Vassar Helps Bring Holiday Joy to Children of Migrant Farmworkers
For more than three decades, members of the Vassar community have helped to ensure that children of local migrant farmworkers have gifts to open on Christmas. The annual Toy Drive for Rural & Migrant Ministry is organized by the staff of the Office of Community-Engaged Learning (OCEL), but the donations come from students, faculty, administrators, and staff throughout the campus.
“We’ve had a lot of support getting the word out,” said OCEL administrative assistant Amanda Goodman, who led this year’s effort. Goodman said staff and parents at the Wimpfheimer Nursery School and Infant Toddler Center collected numerous donations after the children decorated drop-off boxes for the gifts. Nicole Scalessa, Head of Digital Scholarship and Technology Services, also created a drop-off box at Thompson Library and publicized the toy drive on Facebook, Goodman said.

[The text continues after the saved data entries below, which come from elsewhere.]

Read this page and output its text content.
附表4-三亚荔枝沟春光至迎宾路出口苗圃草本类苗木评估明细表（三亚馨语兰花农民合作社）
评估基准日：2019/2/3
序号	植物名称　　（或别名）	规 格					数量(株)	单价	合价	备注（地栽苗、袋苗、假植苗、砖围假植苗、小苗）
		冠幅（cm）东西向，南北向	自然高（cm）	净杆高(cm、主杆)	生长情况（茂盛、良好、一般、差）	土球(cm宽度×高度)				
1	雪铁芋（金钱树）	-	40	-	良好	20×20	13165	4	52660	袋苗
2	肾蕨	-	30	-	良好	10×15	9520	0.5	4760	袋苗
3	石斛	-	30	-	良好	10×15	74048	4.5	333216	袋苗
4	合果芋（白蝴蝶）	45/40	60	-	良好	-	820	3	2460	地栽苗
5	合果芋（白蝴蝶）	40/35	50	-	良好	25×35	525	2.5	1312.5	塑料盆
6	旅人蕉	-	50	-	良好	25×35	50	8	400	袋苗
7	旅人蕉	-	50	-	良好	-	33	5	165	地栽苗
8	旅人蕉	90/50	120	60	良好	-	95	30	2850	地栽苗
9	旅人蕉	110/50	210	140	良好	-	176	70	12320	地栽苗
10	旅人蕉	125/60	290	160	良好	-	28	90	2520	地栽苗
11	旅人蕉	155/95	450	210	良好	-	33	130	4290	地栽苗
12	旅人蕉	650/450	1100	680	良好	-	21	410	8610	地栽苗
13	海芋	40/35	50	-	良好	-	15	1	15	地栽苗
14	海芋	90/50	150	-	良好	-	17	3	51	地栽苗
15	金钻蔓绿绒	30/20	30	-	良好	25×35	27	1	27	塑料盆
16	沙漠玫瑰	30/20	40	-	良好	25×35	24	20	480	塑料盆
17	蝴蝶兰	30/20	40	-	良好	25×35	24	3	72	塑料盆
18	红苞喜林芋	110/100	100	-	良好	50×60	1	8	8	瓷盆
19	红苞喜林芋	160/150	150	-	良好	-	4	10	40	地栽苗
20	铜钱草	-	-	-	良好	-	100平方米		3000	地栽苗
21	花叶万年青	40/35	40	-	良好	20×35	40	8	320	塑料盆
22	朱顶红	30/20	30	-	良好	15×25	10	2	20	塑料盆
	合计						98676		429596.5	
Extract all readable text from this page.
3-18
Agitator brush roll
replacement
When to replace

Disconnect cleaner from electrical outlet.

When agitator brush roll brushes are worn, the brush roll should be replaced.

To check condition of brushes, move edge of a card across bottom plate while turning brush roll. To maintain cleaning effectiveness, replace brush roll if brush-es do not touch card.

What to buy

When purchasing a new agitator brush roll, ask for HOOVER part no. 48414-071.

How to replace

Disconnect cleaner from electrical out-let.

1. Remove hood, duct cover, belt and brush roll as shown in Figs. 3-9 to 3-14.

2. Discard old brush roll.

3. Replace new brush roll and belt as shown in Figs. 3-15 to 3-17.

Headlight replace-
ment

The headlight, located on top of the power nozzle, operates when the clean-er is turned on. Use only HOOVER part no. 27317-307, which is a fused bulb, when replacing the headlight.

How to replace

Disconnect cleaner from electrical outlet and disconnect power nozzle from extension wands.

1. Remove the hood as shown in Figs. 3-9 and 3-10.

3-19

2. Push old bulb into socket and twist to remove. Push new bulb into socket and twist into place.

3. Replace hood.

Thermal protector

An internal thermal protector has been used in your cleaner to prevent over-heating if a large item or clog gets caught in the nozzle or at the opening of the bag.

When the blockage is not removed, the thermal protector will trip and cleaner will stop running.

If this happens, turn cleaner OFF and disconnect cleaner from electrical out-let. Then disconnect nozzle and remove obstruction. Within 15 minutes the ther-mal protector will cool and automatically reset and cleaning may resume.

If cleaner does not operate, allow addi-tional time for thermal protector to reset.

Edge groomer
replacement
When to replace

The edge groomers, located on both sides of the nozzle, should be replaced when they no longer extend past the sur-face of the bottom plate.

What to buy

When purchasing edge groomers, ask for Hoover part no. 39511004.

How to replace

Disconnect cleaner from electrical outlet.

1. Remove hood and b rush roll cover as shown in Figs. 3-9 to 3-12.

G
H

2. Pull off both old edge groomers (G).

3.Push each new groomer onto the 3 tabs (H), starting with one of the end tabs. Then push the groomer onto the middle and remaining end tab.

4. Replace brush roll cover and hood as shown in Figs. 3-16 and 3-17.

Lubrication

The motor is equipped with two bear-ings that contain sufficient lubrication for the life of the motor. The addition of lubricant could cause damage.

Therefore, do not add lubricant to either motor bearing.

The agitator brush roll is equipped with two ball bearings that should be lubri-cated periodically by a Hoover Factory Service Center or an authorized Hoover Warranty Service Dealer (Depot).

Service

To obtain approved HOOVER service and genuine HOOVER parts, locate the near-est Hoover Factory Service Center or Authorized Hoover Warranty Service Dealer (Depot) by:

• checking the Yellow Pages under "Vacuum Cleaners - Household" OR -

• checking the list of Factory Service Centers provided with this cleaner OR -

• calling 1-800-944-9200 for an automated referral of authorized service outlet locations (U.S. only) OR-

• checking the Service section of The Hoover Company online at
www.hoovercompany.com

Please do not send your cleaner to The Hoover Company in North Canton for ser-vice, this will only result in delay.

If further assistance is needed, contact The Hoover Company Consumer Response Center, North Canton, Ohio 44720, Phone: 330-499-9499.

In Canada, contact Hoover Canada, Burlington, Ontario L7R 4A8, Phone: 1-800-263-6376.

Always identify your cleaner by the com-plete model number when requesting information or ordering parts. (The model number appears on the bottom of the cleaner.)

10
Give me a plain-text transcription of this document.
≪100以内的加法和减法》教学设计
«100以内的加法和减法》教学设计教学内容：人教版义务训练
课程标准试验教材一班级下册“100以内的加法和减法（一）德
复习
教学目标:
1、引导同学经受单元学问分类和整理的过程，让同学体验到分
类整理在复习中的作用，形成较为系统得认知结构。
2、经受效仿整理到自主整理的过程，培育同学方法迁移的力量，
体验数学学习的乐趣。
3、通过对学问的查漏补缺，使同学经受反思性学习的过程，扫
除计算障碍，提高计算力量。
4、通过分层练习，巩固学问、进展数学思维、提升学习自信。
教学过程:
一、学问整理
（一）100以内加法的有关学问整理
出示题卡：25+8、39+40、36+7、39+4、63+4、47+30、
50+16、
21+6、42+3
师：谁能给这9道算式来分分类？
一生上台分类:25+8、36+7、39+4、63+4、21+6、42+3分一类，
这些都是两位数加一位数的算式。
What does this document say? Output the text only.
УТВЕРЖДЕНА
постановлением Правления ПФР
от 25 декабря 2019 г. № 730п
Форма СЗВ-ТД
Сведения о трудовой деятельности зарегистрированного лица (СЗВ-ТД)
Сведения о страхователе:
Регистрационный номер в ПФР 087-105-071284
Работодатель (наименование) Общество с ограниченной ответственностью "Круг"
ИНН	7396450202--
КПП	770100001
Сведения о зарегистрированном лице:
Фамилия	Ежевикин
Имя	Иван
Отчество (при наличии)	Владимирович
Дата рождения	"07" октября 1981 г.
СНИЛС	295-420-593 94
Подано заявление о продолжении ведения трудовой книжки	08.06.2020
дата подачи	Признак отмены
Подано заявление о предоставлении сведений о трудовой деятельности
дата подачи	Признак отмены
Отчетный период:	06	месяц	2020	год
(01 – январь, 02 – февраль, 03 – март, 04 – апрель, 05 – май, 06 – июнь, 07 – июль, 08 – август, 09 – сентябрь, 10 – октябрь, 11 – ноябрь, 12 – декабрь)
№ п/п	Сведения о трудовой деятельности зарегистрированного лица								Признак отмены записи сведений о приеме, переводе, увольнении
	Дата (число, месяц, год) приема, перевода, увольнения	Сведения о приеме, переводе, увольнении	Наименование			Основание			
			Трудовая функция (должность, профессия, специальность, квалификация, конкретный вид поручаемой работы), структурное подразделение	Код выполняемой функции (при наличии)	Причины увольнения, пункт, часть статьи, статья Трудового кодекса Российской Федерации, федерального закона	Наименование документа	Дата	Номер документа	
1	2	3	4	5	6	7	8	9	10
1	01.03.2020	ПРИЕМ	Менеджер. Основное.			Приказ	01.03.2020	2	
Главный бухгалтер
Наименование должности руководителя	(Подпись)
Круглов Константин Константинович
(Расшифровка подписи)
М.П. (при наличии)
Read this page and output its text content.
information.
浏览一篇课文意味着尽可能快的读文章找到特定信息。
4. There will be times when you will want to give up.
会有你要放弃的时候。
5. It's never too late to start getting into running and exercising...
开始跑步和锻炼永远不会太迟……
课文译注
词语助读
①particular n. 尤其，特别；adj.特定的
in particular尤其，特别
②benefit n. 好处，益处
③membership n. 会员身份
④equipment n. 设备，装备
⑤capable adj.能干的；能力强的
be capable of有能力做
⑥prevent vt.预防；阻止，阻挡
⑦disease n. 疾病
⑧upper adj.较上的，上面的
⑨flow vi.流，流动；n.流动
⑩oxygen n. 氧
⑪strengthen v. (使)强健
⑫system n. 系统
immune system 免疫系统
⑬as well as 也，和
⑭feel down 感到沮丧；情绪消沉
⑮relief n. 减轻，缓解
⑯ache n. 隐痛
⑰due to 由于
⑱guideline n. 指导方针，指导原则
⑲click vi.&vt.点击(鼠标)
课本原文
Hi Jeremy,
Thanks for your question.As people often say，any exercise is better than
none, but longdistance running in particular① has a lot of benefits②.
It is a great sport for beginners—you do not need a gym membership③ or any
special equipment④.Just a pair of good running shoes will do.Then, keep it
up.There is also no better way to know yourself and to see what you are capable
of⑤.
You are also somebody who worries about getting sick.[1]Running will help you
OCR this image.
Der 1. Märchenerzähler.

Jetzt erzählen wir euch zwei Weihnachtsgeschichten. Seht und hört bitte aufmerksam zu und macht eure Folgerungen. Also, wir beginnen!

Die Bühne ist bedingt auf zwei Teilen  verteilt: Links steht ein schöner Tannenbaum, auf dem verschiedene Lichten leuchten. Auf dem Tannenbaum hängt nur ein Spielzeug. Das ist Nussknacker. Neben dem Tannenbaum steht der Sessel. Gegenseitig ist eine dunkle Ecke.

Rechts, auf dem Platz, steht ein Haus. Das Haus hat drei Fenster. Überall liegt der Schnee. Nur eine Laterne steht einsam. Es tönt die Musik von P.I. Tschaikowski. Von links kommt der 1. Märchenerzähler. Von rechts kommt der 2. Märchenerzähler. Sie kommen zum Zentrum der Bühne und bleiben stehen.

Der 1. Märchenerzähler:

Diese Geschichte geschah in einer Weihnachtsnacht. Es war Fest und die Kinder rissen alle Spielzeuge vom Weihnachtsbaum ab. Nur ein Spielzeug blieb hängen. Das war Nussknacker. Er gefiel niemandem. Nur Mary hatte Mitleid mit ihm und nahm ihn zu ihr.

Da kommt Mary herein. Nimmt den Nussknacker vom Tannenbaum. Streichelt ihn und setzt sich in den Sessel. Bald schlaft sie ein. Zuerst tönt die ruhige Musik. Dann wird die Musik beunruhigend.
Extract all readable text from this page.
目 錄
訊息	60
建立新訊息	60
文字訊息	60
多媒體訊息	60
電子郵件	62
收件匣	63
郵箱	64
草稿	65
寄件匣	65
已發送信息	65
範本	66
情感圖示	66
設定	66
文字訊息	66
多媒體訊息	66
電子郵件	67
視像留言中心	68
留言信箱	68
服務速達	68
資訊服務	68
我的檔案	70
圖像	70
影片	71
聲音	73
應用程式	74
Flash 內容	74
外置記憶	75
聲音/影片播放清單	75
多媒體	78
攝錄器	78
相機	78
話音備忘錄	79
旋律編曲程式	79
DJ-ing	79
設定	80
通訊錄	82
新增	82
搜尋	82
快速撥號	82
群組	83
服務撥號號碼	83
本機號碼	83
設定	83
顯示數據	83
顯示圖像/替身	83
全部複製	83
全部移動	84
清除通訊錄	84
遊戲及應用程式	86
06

The toys, books, gift cards, and other items that were collected at the OCEL office were picked up on Friday by Ruth Faircloth, Program Director at Rural & Migrant Ministry, a statewide nonprofit organization that provides services to migrant families throughout the Hudson Valley.
Faircloth said she was grateful to the dozens of people in the Vassar community who make sure the toy drive is a success. “I was the child of migrant workers myself, so I know what it means to these children,” she said. “What Vassar does for us every year means an awful lot to all of us at Rural & Migrant Ministry.”